Wo liegt denn eigentlich Bertlich?

02.12.07

73. Bertlicher Straßenläufe bei Regen und Wind


Bis vor ein paar Jahren wusste ich ehrlich gesagt nicht genau wo Bertlich liegt. Dann erfuhr ich von den Bertlicher Straßenläufen. Dabei stellte ich fest, dass es sich um einen Vorort der Stadt Herten handelt und nur 23 KM von meiner Heimatadresse entfernt ist.


Gleich dreimal jährlich im Februar, September und Dezember werden dort 7 verschiedene Strecken von 5 KM bis zur Marathondistanz angeboten. So findet diese Veranstaltung jetzt bereits zum 73. Mal statt.


Natürlich sind alle Strecken amtlich vermessen und alle Läufe erfolgen nach  den Bestimmungen des DLV. Sieben Verpflegungsstellen und 4 DRK-Stationen sorgen auf einer 13,9 KM langen Runde für eine optimale Versorgung. Bei einem solchen Angebot stellt sich die Frage „Wettkampf oder Winterpause?“ nur kurz.


Die Strecke führt über asphaltierte Wirtschaftswege durch ein Naherholungsgebiet entlang der Grenze zwischen Herten und Marl. Der langgestreckte Rundkurs berührt mit seiner Längsachse die Stadtgebiete von Gelsenkirchen und Recklinghausen. Hier im Ruhrgebiet liegen die Städte eben dicht beieinander.


Die Hinweisschilder von der Autobahnausfahrt Gelsenkirchen-Buer führen direkt zum großen Parkplatz in der Nähe des Sportplatzes an der Heinrich-Obenhaus-Straße. Hier ist das Ziel für alle Läufe. Die Räume der Glück-Auf-Werkstätten des Diakonischen Werkes können vom Veranstalter SuS Bertlich genutzt  werden. Hiermit hat man das perfekte Umfeld für eine solche Veranstaltung. Die große Pausenhalle ist der Dreh- und Angelpunkt und eine Sporthalle bietet die Möglichkeit zum Umkleiden und Duschen.

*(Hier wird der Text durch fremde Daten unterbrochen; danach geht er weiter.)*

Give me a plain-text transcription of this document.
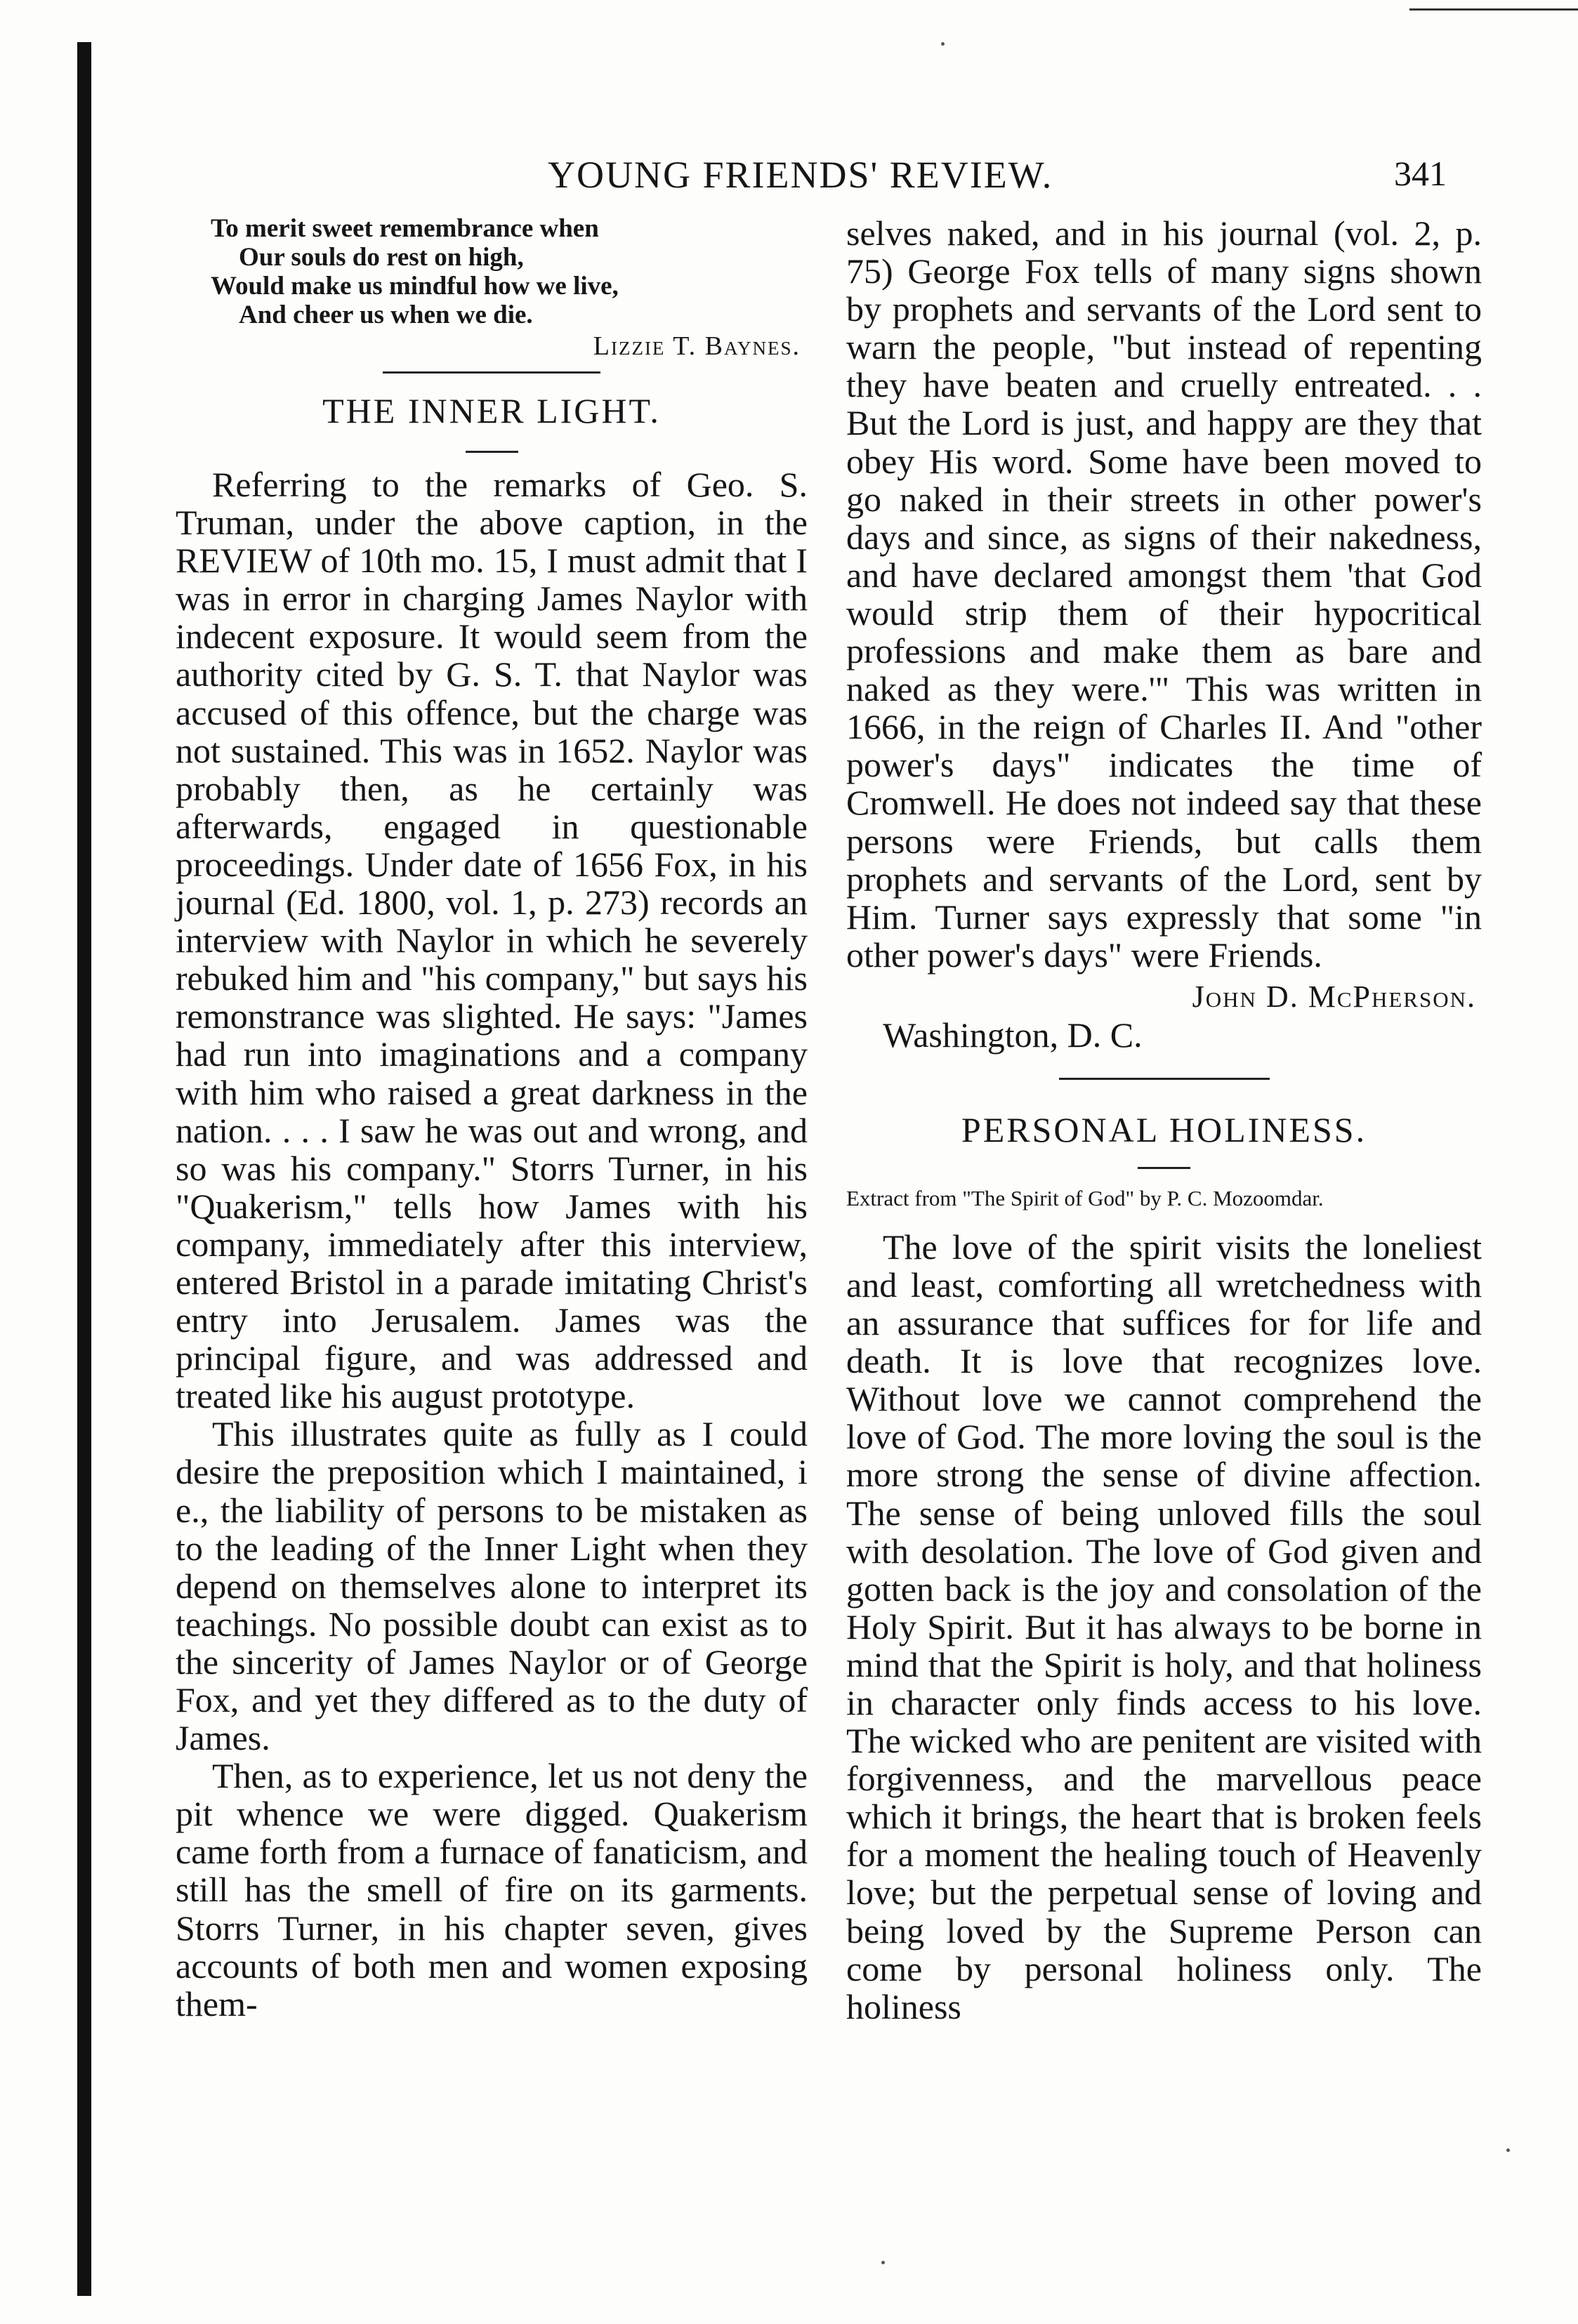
YOUNG FRIENDS' REVIEW.	341
To merit sweet remembrance when
Our souls do rest on high,
Would make us mindful how we live,
And cheer us when we die.
Lizzie T. Baynes.
THE INNER LIGHT.

Referring to the remarks of Geo. S. Truman, under the above caption, in the REVIEW of 10th mo. 15, I must admit that I was in error in charging James Naylor with indecent exposure. It would seem from the authority cited by G. S. T. that Naylor was accused of this offence, but the charge was not sustained. This was in 1652. Naylor was probably then, as he certainly was afterwards, engaged in questionable proceedings. Under date of 1656 Fox, in his journal (Ed. 1800, vol. 1, p. 273) records an interview with Naylor in which he severely rebuked him and "his company," but says his remonstrance was slighted. He says: "James had run into imaginations and a company with him who raised a great darkness in the nation. . . . I saw he was out and wrong, and so was his company." Storrs Turner, in his "Quakerism," tells how James with his company, immediately after this interview, entered Bristol in a parade imitating Christ's entry into Jerusalem. James was the principal figure, and was addressed and treated like his august prototype.

This illustrates quite as fully as I could desire the preposition which I maintained, i e., the liability of persons to be mistaken as to the leading of the Inner Light when they depend on themselves alone to interpret its teachings. No possible doubt can exist as to the sincerity of James Naylor or of George Fox, and yet they differed as to the duty of James.

Then, as to experience, let us not deny the pit whence we were digged. Quakerism came forth from a furnace of fanaticism, and still has the smell of fire on its garments. Storrs Turner, in his chapter seven, gives accounts of both men and women exposing them-

selves naked, and in his journal (vol. 2, p. 75) George Fox tells of many signs shown by prophets and servants of the Lord sent to warn the people, "but instead of repenting they have beaten and cruelly entreated. . . But the Lord is just, and happy are they that obey His word. Some have been moved to go naked in their streets in other power's days and since, as signs of their nakedness, and have declared amongst them 'that God would strip them of their hypocritical professions and make them as bare and naked as they were.'" This was written in 1666, in the reign of Charles II. And "other power's days" indicates the time of Cromwell. He does not indeed say that these persons were Friends, but calls them prophets and servants of the Lord, sent by Him. Turner says expressly that some "in other power's days" were Friends.

John D. McPherson.
Washington, D. C.
PERSONAL HOLINESS.
Extract from "The Spirit of God" by P. C. Mozoomdar.

The love of the spirit visits the loneliest and least, comforting all wretchedness with an assurance that suffices for for life and death. It is love that recognizes love. Without love we cannot comprehend the love of God. The more loving the soul is the more strong the sense of divine affection. The sense of being unloved fills the soul with desolation. The love of God given and gotten back is the joy and consolation of the Holy Spirit. But it has always to be borne in mind that the Spirit is holy, and that holiness in character only finds access to his love. The wicked who are penitent are visited with forgivenness, and the marvellous peace which it brings, the heart that is broken feels for a moment the healing touch of Heavenly love; but the perpetual sense of loving and being loved by the Supreme Person can come by personal holiness only. The holiness
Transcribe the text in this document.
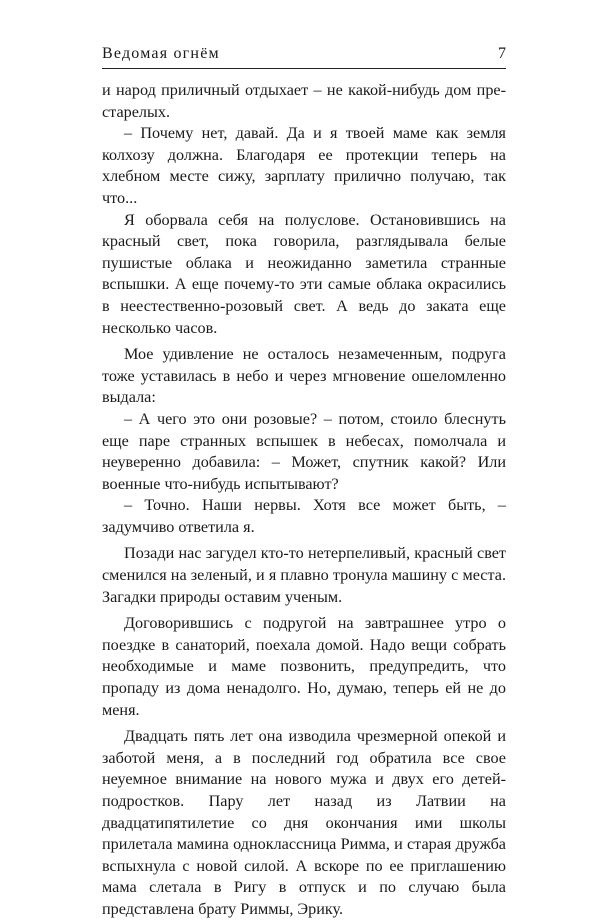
Ведомая огнём	7

и народ приличный отдыхает – не какой-нибудь дом престарелых.

– Почему нет, давай. Да и я твоей маме как земля колхозу должна. Благодаря ее протекции теперь на хлебном месте сижу, зарплату прилично получаю, так что...

Я оборвала себя на полуслове. Остановившись на красный свет, пока говорила, разглядывала белые пушистые облака и неожиданно заметила странные вспышки. А еще почему-то эти самые облака окрасились в неестественно-розовый свет. А ведь до заката еще несколько часов.

Мое удивление не осталось незамеченным, подруга тоже уставилась в небо и через мгновение ошеломленно выдала:

– А чего это они розовые? – потом, стоило блеснуть еще паре странных вспышек в небесах, помолчала и неуверенно добавила: – Может, спутник какой? Или военные что-нибудь испытывают?

– Точно. Наши нервы. Хотя все может быть, – задумчиво ответила я.

Позади нас загудел кто-то нетерпеливый, красный свет сменился на зеленый, и я плавно тронула машину с места. Загадки природы оставим ученым.

Договорившись с подругой на завтрашнее утро о поездке в санаторий, поехала домой. Надо вещи собрать необходимые и маме позвонить, предупредить, что пропаду из дома ненадолго. Но, думаю, теперь ей не до меня.

Двадцать пять лет она изводила чрезмерной опекой и заботой меня, а в последний год обратила все свое неуемное внимание на нового мужа и двух его детей-подростков. Пару лет назад из Латвии на двадцатипятилетие со дня окончания ими школы прилетала мамина одноклассница Римма, и старая дружба вспыхнула с новой силой. А вскоре по ее приглашению мама слетала в Ригу в отпуск и по случаю была представлена брату Риммы, Эрику.
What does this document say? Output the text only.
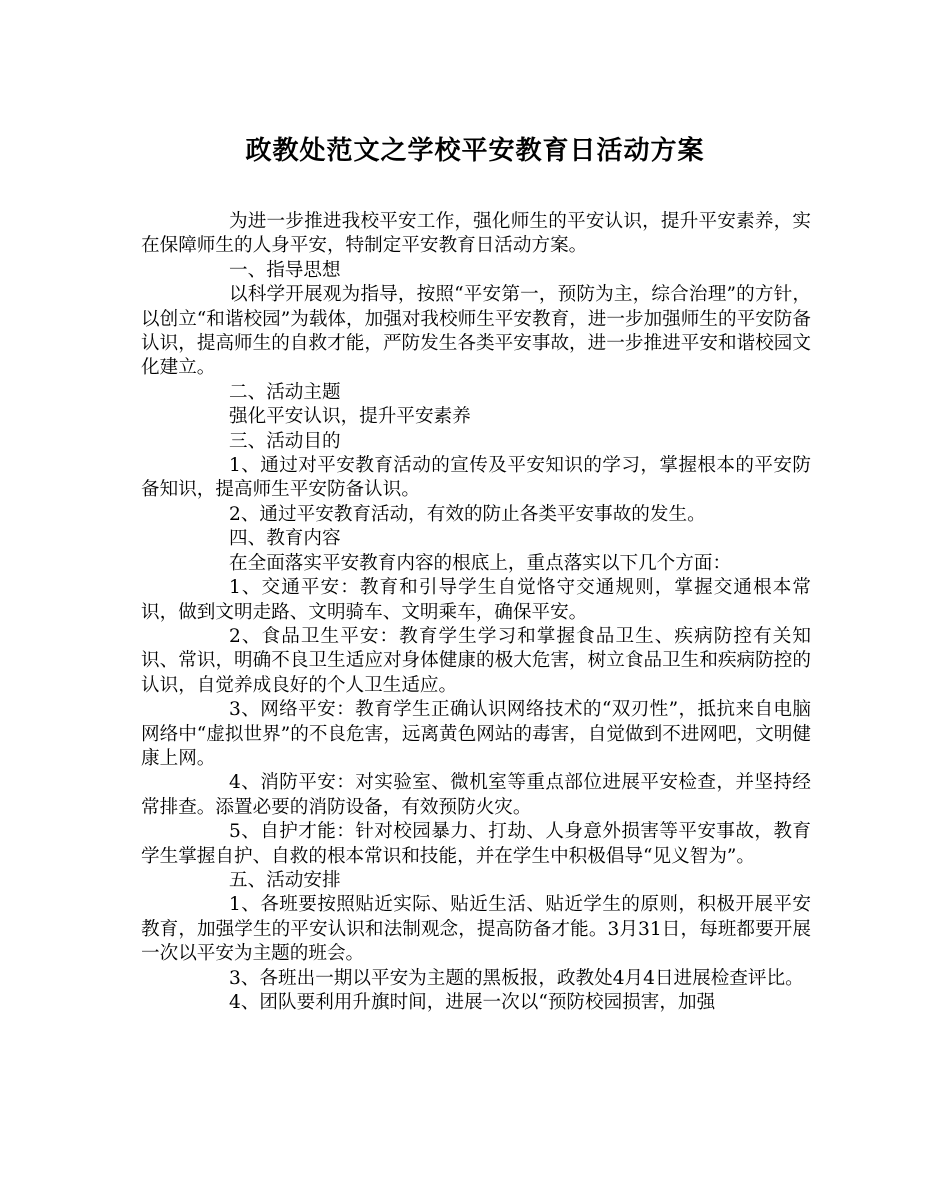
政教处范文之学校平安教育日活动方案

为进一步推进我校平安工作，强化师生的平安认识，提升平安素养，实在保障师生的人身平安，特制定平安教育日活动方案。

一、指导思想

以科学开展观为指导，按照“平安第一，预防为主，综合治理”的方针，以创立“和谐校园”为载体，加强对我校师生平安教育，进一步加强师生的平安防备认识，提高师生的自救才能，严防发生各类平安事故，进一步推进平安和谐校园文化建立。

二、活动主题

强化平安认识，提升平安素养

三、活动目的

1、通过对平安教育活动的宣传及平安知识的学习，掌握根本的平安防备知识，提高师生平安防备认识。

2、通过平安教育活动，有效的防止各类平安事故的发生。

四、教育内容

在全面落实平安教育内容的根底上，重点落实以下几个方面：

1、交通平安：教育和引导学生自觉恪守交通规则，掌握交通根本常识，做到文明走路、文明骑车、文明乘车，确保平安。

2、食品卫生平安：教育学生学习和掌握食品卫生、疾病防控有关知识、常识，明确不良卫生适应对身体健康的极大危害，树立食品卫生和疾病防控的认识，自觉养成良好的个人卫生适应。

3、网络平安：教育学生正确认识网络技术的“双刃性”，抵抗来自电脑网络中“虚拟世界”的不良危害，远离黄色网站的毒害，自觉做到不进网吧，文明健康上网。

4、消防平安：对实验室、微机室等重点部位进展平安检查，并坚持经常排查。添置必要的消防设备，有效预防火灾。

5、自护才能：针对校园暴力、打劫、人身意外损害等平安事故，教育学生掌握自护、自救的根本常识和技能，并在学生中积极倡导“见义智为”。

五、活动安排

1、各班要按照贴近实际、贴近生活、贴近学生的原则，积极开展平安教育，加强学生的平安认识和法制观念，提高防备才能。3月31日，每班都要开展一次以平安为主题的班会。

3、各班出一期以平安为主题的黑板报，政教处4月4日进展检查评比。

4、团队要利用升旗时间，进展一次以“预防校园损害，加强
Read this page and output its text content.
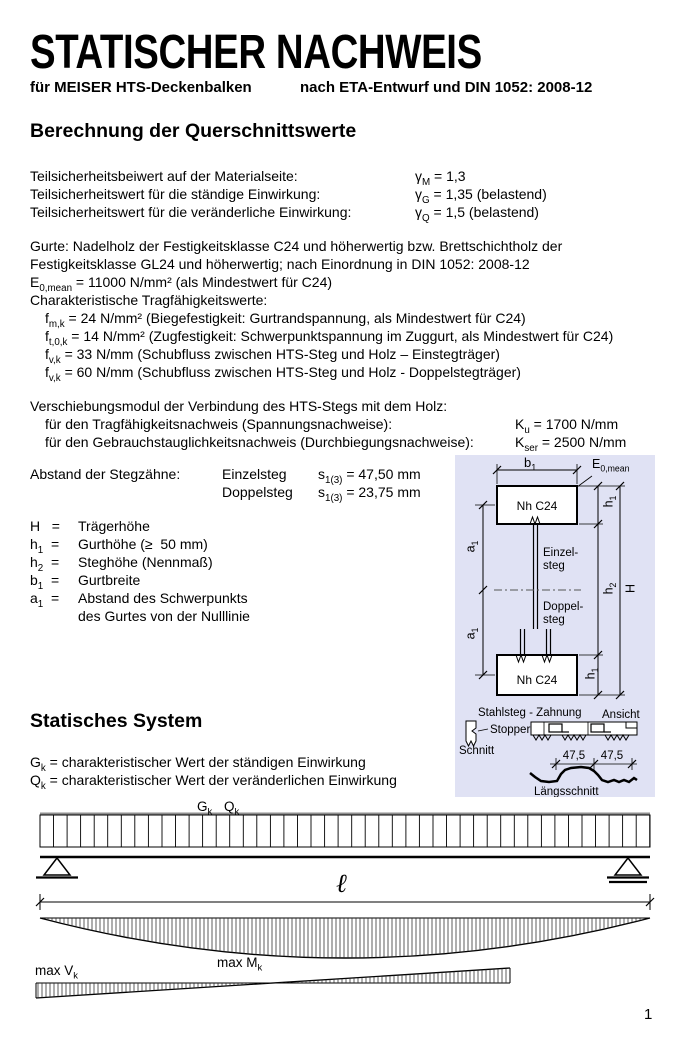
STATISCHER NACHWEIS
für MEISER HTS-Deckenbalken	nach ETA-Entwurf und DIN 1052: 2008-12
Berechnung der Querschnittswerte
Teilsicherheitsbeiwert auf der Materialseite:	$\gamma_M = 1,3$
Teilsicherheitswert für die ständige Einwirkung:	$\gamma_G = 1,35$ (belastend)
Teilsicherheitswert für die veränderliche Einwirkung:	$\gamma_Q = 1,5$ (belastend)
Gurte: Nadelholz der Festigkeitsklasse C24 und höherwertig bzw. Brettschichtholz der
Festigkeitsklasse GL24 und höherwertig; nach Einordnung in DIN 1052: 2008-12
$E_{0,mean} = 11000$ N/mm² (als Mindestwert für C24)
Charakteristische Tragfähigkeitswerte:
$f_{m,k} = 24$ N/mm² (Biegefestigkeit: Gurtrandspannung, als Mindestwert für C24)
$f_{t,0,k} = 14$ N/mm² (Zugfestigkeit: Schwerpunktspannung im Zuggurt, als Mindestwert für C24)
$f_{v,k} = 33$ N/mm (Schubfluss zwischen HTS-Steg und Holz – Einstegträger)
$f_{v,k} = 60$ N/mm (Schubfluss zwischen HTS-Steg und Holz - Doppelstegträger)
Verschiebungsmodul der Verbindung des HTS-Stegs mit dem Holz:
für den Tragfähigkeitsnachweis (Spannungsnachweise):	$K_u = 1700$ N/mm
für den Gebrauchstauglichkeitsnachweis (Durchbiegungsnachweise):	$K_{ser} = 2500$ N/mm
Abstand der Stegzähne:	Einzelsteg $s_{1(3)} = 47,50$ mm
Doppelsteg $s_{1(3)} = 23,75$ mm
H   = Trägerhöhe
$h_1$  = Gurthöhe (≥  50 mm)
$h_2$  = Steghöhe (Nennmaß)
$b_1$  = Gurtbreite
$a_1 = Abstand$ des Schwerpunkts
des Gurtes von der Nulllinie
Nh C24
Nh C24
Einzel-
steg
Doppel-
steg
Stahlsteg - Zahnung Ansicht
Stopper
Schnitt	47,5 47,5
Längsschnitt
$b_1$	$E_{0,mean}$
$a_1$
$a_1$
$h_1$
$h_2$
$h_1$
H
Statisches System
$G_k$ = charakteristischer Wert der ständigen Einwirkung
$Q_k$ = charakteristischer Wert der veränderlichen Einwirkung
$G_k$ $Q_k$
ℓ
$\max M_k$
$\max V_k$
1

Eine Besonderheit ist es sicher, dass man sich erst am Veranstaltungstag anmelden kann. Das ist ein Vorteil für den Läufer, kann er doch spontan entscheiden was für ihn heute die ideale Distanz ist. Sicher fließt bei manchem auch noch die jeweilige Wetterlage in seine Entscheidung ein.

 

Die Wettervorhersage für den Veranstaltungstag war sehr schlecht. Von Dauerregen und Orkanbön war die Rede. Dies hat manchen Läufer abgeschreckt und am Ende war mit 555 Anmeldungen nur die Hälfte der sonst üblichen Zahlen erreicht.


Da alle Läufe zeitlich getrennt gestartet werden, erfolgt die Anmeldung entspannt. Aus dem  Internet konnte ich das Anmeldeformular bereits ausdrucken und in Ruhe zu Hause ausfüllen. Nun brauche ich es nur abzugeben und erhalte für eine Startgebühr von 16,-- Euro meine Startnummer. Bisher bin ich hier im Frühjahr 2005 und 2006  beim Halbmarathon gestartet. Aber heute möchte ich das doppelte Vergnügen haben. Alle Helfer arbeiten übrigens ehrenamtlich und der Erlös der Veranstaltung ist für die Jugendabteilung des SuS  Bertlich.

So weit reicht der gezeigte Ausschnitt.